California's Latest Revolt: Affirmative Action Laws
LOS ANGELES
A MALE professor at the University of California denied academic appointments because he is the wrong gender.
A Chinese American high school student denied enrollment to San Francisco's elite Lowell High School to make room for black and Hispanic students with lower grades.
If a citizens' initiative now gaining momentum makes it to the 1996 ballot in California, such cases of sexual and racial preference in the workplace and classroom could be wiped out with the pull of a voting lever.
Just as Proposition 187 spurred a nationwide debate on immigrants' rights, California is now on the cutting edge of a growing revolt against the charged issue of affirmative action.
Civil rights groups say the proposed measure threatens 30 years of progress toward racial equality, while supporters see it as a step toward developing a color-blind society.
The California Civil Rights Initiative (CCRI) seeks to end government programs that give minority and female preference for jobs, promotions, contracts, and college admissions.
A state constitutional amendment and four legislative bills with similar goals are being introduced as well, endorsed by Gov. Pete Wilson (R) in principle and supported by Republicans.
All will be watched closely nationwide. Already, several states, such as Florida, are looking at duplicating CCRI. Conservatives in Washington are drafting legislation that would strip racial preferences from federal law. Such preferences, too, are being challenged before the US Supreme Court. Last month, it heard arguments in a case alleging reverse discrimination against a white-owned company. A victory by the company would add impetus to the initiative here.
``We are simply trying to reaffirm the principles of individual rights, equality of opportunity, and equal protection before the law,'' says Glynn Custred, an academic who co-wrote the initiative. ``This leaves the door open for any kind of recruitment or advertising for minorities or disadvantaged.... It just removes policies that have been shown to go beyond their legal mandate.''
The new initiative would amend the state Constitution to include: ``Neither the state of California nor any of its political subdivisions shall use race, sex, color, ethnicity, or national origin as a criterion either for discriminating against, or granting preferential treatment to, any individual or group in the operation of the state's system of public employment, public education, or public contracting.'' But the measure would not bar the state from granting preferential treatment to individuals on the basis of other criteria, such as socioeconomic disadvantage.
EVEN before the new CCRI initiative has gathered the needed 615,000 signatures to qualify as a statewide proposition, and over a year before possible appearance on the ballot, supporters and detractors here and in several states are facing off over values they see as underlying the founding principles of the republic. ``This is what American fairness is all about,'' says Bernie Richter, a Republican assemblyman from Chico, Calif., who has introduced the legislative versions that rule out, with exceptions, all racial and gender preferences in public employment, contracting, and college admissions.

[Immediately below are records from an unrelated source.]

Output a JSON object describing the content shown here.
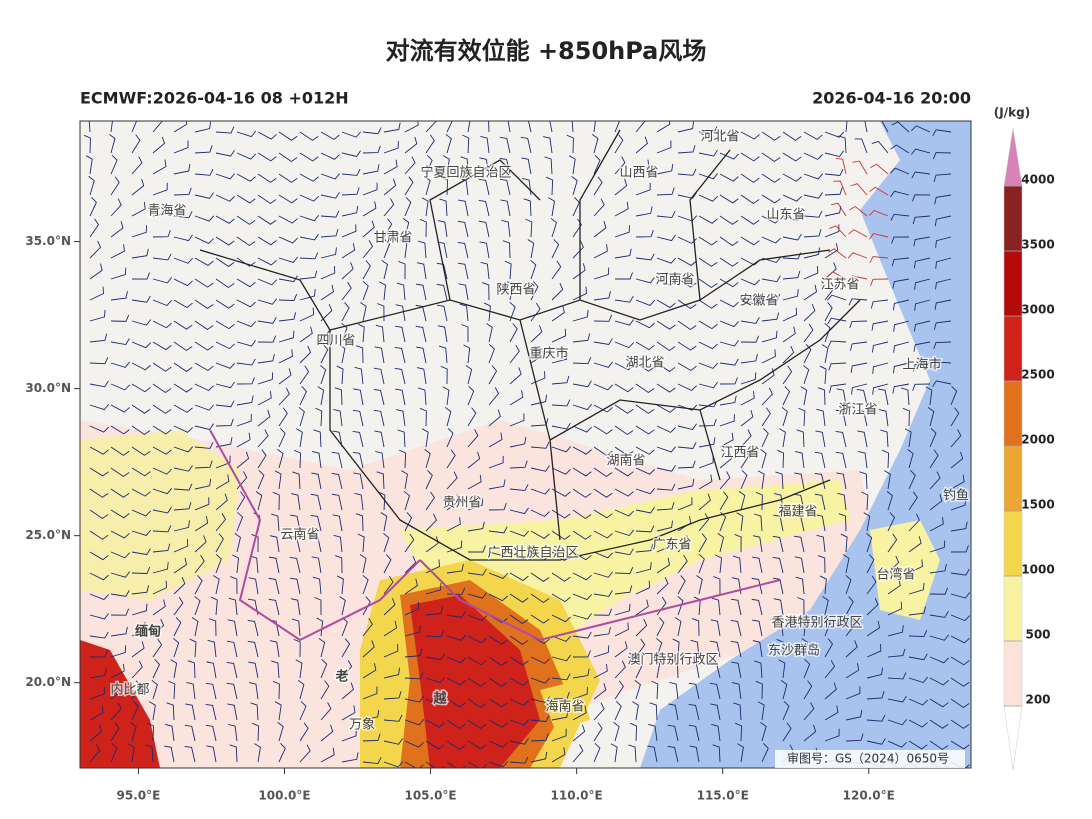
{
  "header": {
    "title": "对流有效位能 +850hPa风场",
    "left": "ECMWF:2026-04-16 08 +012H",
    "right": "2026-04-16 20:00"
  },
  "map": {
    "xlim": [
      93.0,
      123.5
    ],
    "ylim": [
      17.1,
      39.1
    ],
    "xticks": [
      {
        "value": 95,
        "label": "95.0°E"
      },
      {
        "value": 100,
        "label": "100.0°E"
      },
      {
        "value": 105,
        "label": "105.0°E"
      },
      {
        "value": 110,
        "label": "110.0°E"
      },
      {
        "value": 115,
        "label": "115.0°E"
      },
      {
        "value": 120,
        "label": "120.0°E"
      }
    ],
    "yticks": [
      {
        "value": 20,
        "label": "20.0°N"
      },
      {
        "value": 25,
        "label": "25.0°N"
      },
      {
        "value": 30,
        "label": "30.0°N"
      },
      {
        "value": 35,
        "label": "35.0°N"
      }
    ],
    "places": [
      "青海省",
      "甘肃省",
      "宁夏回族自治区",
      "山西省",
      "河北省",
      "山东省",
      "河南省",
      "陕西省",
      "江苏省",
      "安徽省",
      "四川省",
      "重庆市",
      "湖北省",
      "上海市",
      "浙江省",
      "湖南省",
      "江西省",
      "贵州省",
      "云南省",
      "福建省",
      "广西壮族自治区",
      "广东省",
      "台湾省",
      "钓鱼",
      "香港特别行政区",
      "澳门特别行政区",
      "东沙群岛",
      "海南省",
      "缅甸",
      "老",
      "越",
      "内比都",
      "万象"
    ],
    "footer": "审图号：GS（2024）0650号"
  },
  "colorbar": {
    "unit": "(J/kg)",
    "levels": [
      200,
      500,
      1000,
      1500,
      2000,
      2500,
      3000,
      3500,
      4000
    ],
    "colors": [
      "#fbe2da",
      "#f8f3a2",
      "#f3d64c",
      "#eaa832",
      "#e0721e",
      "#cf221a",
      "#b40a0a",
      "#8a2222"
    ],
    "over_color": "#d882b8",
    "under_color": "#ffffff"
  }
}
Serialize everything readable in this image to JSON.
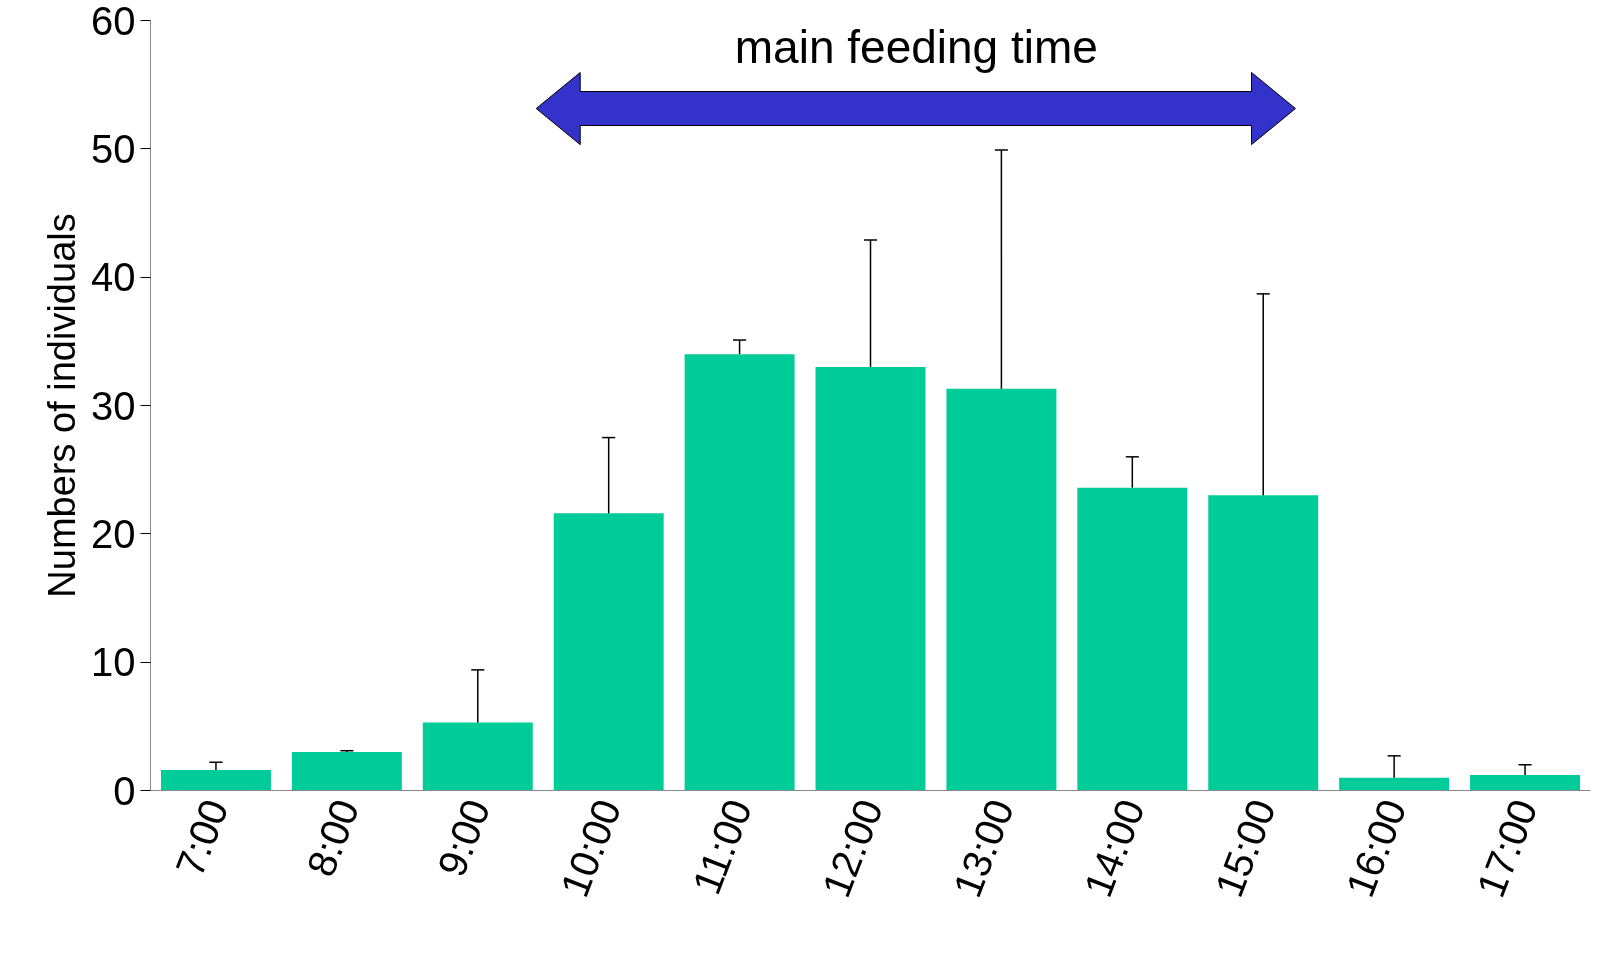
{
  "chart_data": {
    "type": "bar",
    "ylabel": "Numbers of individuals",
    "categories": [
      "7:00",
      "8:00",
      "9:00",
      "10:00",
      "11:00",
      "12:00",
      "13:00",
      "14:00",
      "15:00",
      "16:00",
      "17:00"
    ],
    "values": [
      1.6,
      3.0,
      5.3,
      21.6,
      34.0,
      33.0,
      31.3,
      23.6,
      23.0,
      1.0,
      1.2
    ],
    "errors": [
      [
        1.6,
        2.2
      ],
      [
        3.0,
        3.1
      ],
      [
        5.3,
        9.4
      ],
      [
        21.6,
        27.5
      ],
      [
        34.0,
        35.1
      ],
      [
        33.0,
        42.9
      ],
      [
        31.3,
        49.9
      ],
      [
        23.6,
        26.0
      ],
      [
        23.0,
        38.7
      ],
      [
        1.0,
        2.7
      ],
      [
        1.2,
        2.0
      ]
    ],
    "color": "#00cc99",
    "ylim": [
      0,
      60
    ],
    "yticks": [
      0,
      10,
      20,
      30,
      40,
      50,
      60
    ],
    "grid": false,
    "annotations": [
      "main feeding time"
    ]
  }
}
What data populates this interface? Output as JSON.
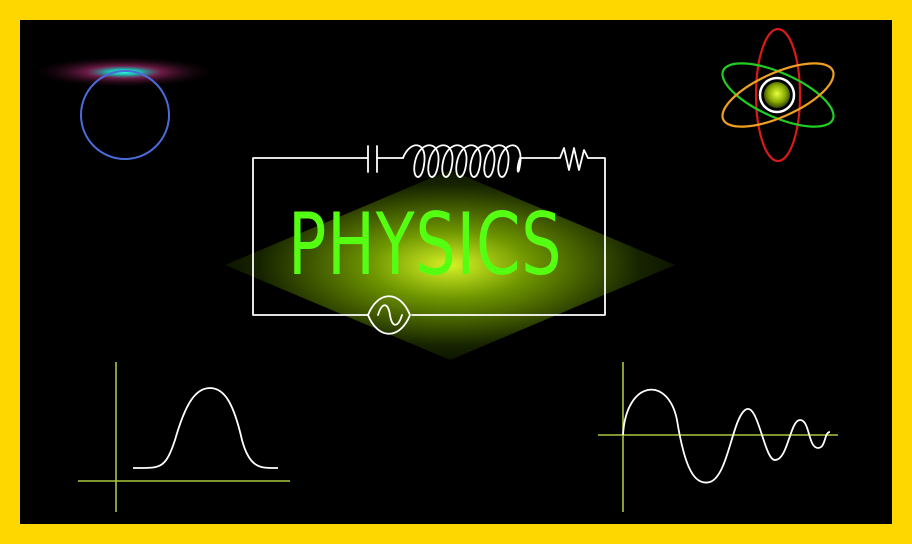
{
  "title": "PHYSICS",
  "colors": {
    "frame": "#FFD700",
    "background": "#000000",
    "title": "#55FF11",
    "circuit": "#FFFFFF",
    "axes": "#A8C83C",
    "curve": "#FFFFFF",
    "circle": "#4A6CDB",
    "atom_orbit_red": "#D81A1A",
    "atom_orbit_green": "#22CC22",
    "atom_orbit_orange": "#F0A020",
    "atom_nucleus": "#AACC00"
  },
  "icons": {
    "circuit": "lc-circuit-icon",
    "capacitor": "capacitor-icon",
    "inductor": "inductor-coil-icon",
    "resistor": "resistor-icon",
    "ac_source": "ac-source-icon",
    "atom": "atom-icon",
    "ring": "glowing-ring-icon",
    "gaussian": "bell-curve-graph-icon",
    "damped_wave": "damped-wave-graph-icon"
  }
}
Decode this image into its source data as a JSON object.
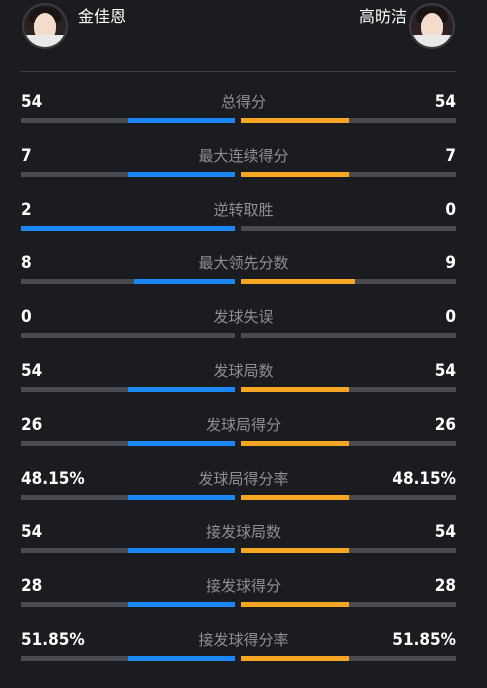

``This is reversing all the progress we've made in civil rights over the past three decades,'' counters Kevin Baker, of the Mexican American Legal Defense and Education Fund.
His organization is one of several already organizing to defeat the initiative. Other groups include the American Civil Liberties Union, the NAACP Legal Defense Fund, National Organization of Women (NOW), Communications Workers of America, and the California Teachers Association.
``The interest in defeating this is bigger than anything I've seen in 20 years,'' says Eva Paterson, executive director of the San Francisco affiliate of the Lawyers Committee for Civil Rights.
While initiative supporters say 30 percent of their calls and support are from out of state, Ms. Paterson says the groundswell against the measure is equally broad.
``This is a national fight right from the beginning,'' she says, suggesting that the deeper issue is a white backlash over jobs. ``People are not ready to turn the clock back and say sexism and racism are not still dynamic forces in our society.''
But several analysts and columnists say the time has come to revisit affirmative action and that if it reaches the ballot, CCRI will probably pass. Similar proposals failed to gain sufficient support a year ago. But pollsters say surveys indicate strong public opposition to preferential treatment for selected groups.
Supporters contend that the well-intentioned goal of affirmative-action laws to remedy discrimination have too often turned into cases of racial preference. Supporters emphasize that their new measures do not discriminate against blacks, women, and other minorities, but rather just remove preferences.
They cite, for instance, bills passed in the state legislature that pressure colleges and universities to graduate students in the same proportion, by ethnic group, as the groups are found in the state's high school graduating classes.
``The issue ... could become the litmus test for Republican presidential hopefuls,'' says Sherry Jeffe, a political scientist at the Claremont Graduate School in Claremont, Calif.